Our simple and important part in a 40-year debate
Robert Motherwell is a particularly difficult artist to ''explain,'' largely because so much of his work consists of splashes of black paint or pieces of torn paper pasted onto a board.
That's enough to drive some of his critics into a frenzy, and to cause them to insist he's a fraud. Even some distinguished professors, talented painters, serious collectors, and interested laymen argue that what he produces is not art - while an equally distinguished and concerned group argues that it is.
The debate has been going on for roughly 40 years, with neither side fully able to convince the other. ''Officially,'' of course, he is accepted as a major artist, as one of this century's important innovators, and as one of the dozen or so American painters of the past half-century who are assured of a respectable place in any history of our period.
He is highly regarded in Europe - especially in France - and has exhibited with great success throughout the world.

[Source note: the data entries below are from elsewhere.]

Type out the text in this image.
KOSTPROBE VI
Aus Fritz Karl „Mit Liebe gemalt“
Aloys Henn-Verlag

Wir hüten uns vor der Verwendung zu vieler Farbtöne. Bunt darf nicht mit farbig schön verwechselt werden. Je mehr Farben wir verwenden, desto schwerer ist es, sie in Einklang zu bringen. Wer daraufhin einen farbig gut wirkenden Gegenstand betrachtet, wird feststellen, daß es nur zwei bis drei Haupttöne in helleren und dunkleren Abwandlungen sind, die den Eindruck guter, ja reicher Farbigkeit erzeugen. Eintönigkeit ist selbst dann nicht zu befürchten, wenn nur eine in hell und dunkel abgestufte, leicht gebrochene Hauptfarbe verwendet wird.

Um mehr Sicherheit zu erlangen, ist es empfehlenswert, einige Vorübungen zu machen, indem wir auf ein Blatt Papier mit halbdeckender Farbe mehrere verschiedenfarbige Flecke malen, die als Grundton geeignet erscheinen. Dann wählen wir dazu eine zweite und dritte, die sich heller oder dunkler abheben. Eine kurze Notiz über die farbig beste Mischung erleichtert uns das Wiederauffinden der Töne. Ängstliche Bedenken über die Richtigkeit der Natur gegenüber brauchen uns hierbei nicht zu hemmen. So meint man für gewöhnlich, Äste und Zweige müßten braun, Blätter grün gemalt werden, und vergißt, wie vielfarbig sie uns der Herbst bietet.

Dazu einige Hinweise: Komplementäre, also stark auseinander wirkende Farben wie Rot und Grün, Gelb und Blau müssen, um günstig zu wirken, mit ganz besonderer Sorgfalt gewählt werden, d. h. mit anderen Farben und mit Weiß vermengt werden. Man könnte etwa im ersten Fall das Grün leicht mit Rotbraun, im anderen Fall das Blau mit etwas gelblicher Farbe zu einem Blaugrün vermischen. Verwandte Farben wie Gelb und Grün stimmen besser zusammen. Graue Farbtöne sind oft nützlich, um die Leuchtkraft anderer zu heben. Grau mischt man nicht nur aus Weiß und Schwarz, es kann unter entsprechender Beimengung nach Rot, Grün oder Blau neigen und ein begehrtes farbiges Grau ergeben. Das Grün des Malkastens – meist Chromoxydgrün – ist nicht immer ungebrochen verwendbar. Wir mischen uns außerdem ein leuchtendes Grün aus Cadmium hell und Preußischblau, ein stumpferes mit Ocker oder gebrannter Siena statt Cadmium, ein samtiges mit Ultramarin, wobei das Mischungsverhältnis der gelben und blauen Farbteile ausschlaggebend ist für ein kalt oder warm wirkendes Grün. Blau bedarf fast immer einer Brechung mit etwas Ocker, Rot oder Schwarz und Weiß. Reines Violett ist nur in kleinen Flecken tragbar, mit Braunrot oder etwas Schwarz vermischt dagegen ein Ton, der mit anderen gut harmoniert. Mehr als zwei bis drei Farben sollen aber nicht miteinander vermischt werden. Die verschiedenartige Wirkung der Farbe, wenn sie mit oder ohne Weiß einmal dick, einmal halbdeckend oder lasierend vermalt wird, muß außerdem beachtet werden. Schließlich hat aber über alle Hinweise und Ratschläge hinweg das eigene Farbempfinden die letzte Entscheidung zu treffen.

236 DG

Collectors here and abroad pay very high prices for his pictures, almost every museum owns a print if not a painting of his, and students study what he has produced as seriously as they study the works of Matisse and Pollock.
He is, in every real sense of the word, a resounding success. Why then is there such resistance to his art, such an insistence on the part of many that he is vastly overrated?
The answer to that is threefold: the apparently accidental and totally ''unskilled'' look of his work; the bluntly black-and-white nature of most of his images; and the seeming triviality of his creative intentions. These points appear to present a devastating argument against Motherwell on the part of anyone who believes art must show evidence of great skill, be richly colored or sumptuously painted, and address itself clearly and specifically to beautiful things, significant ideas, or ennobling ideals.
It's understandable why such a person would be confused and even angered by a Motherwell painting - especially if it is seen in a major museum and is said to cost several hundred thousand dollars. Its blatancy alone would count heavily against it, to say nothing of its total lack of ''order,'' ''meaning,'' or ''charm.'' At least Miro, this individual would reflect, used beautiful colors and put things together in a fun and fanciful way. And Pollock? Well, Pollock was at least passionate and impressive.
Furthermore, Miro and Pollock had something to say and a formal language through which to communicate it. What that was may not have been of great importance, but at least it was of some interest. Not so with Motherwell, who has nothing to convey and the effrontery to cloak his emptiness with meaningless splashes of paint.
When, our critic would conclude, will someone have the courage to tell the world that Motherwell is not an artist, to say in effect, ''The emperor has no clothes!''?
Well, it's already been said - several times in fact - without any significant effect. And I'm not surprised, for I believe all the real evidence argues in Motherwell's favor, and that he is indeed a serious and very important artist.
But how to prove it, when all the verbal evidence on his behalf wouldn't convince me had I not already known in every way that matters that it was so? Words cannot by themselves alter our deepest perceptions and intuitions. They can present reasons for and help remove prejudices against an object's identification as art, but they cannot cause the viewer to experience, to know it as such.
For that, the work itself must be confronted directly and identified with as fully as possible. Here, empathy is at least as important as analysis, and willingness to respond favorably to something that had previously annoyed or angered us could very well be the final clue to our discovery that the painting in question is indeed art.
Or if not art, then at least something of interest in other areas. Perhaps we have too narrow a definition of what constitutes a work of art, and so prevent ourselves from appreciating things that don't quite come up to our rigid standards. Why not give over to what does please and possibly even enchant us? Or to what engages us in some very strange way even though tradition, logic, and common sense argue against it? What, after all, have we to lose, especially if our cultural horizons may be broadened and our understanding and appreciation of art deepened and enriched thereby?
What matters most is the depth or fullness of the experience we have before a painting, sculpture, print or whatever, not our identification of it as art or non-art. That is a matter of category and definition, and will be taken care of in due time by our critics and art historians. We have a simpler and just as important task to perform: to respond to what lies before us with sympathy, to try to discover what it is, and to forget for the moment what it should be.
If it bothers us to describe something shockingly new or unsettling as art, then let us call it something else. Labels aren't that important - especially if they prevent direct and sympathetic confrontations between us and images and objects that may or may not be works of art.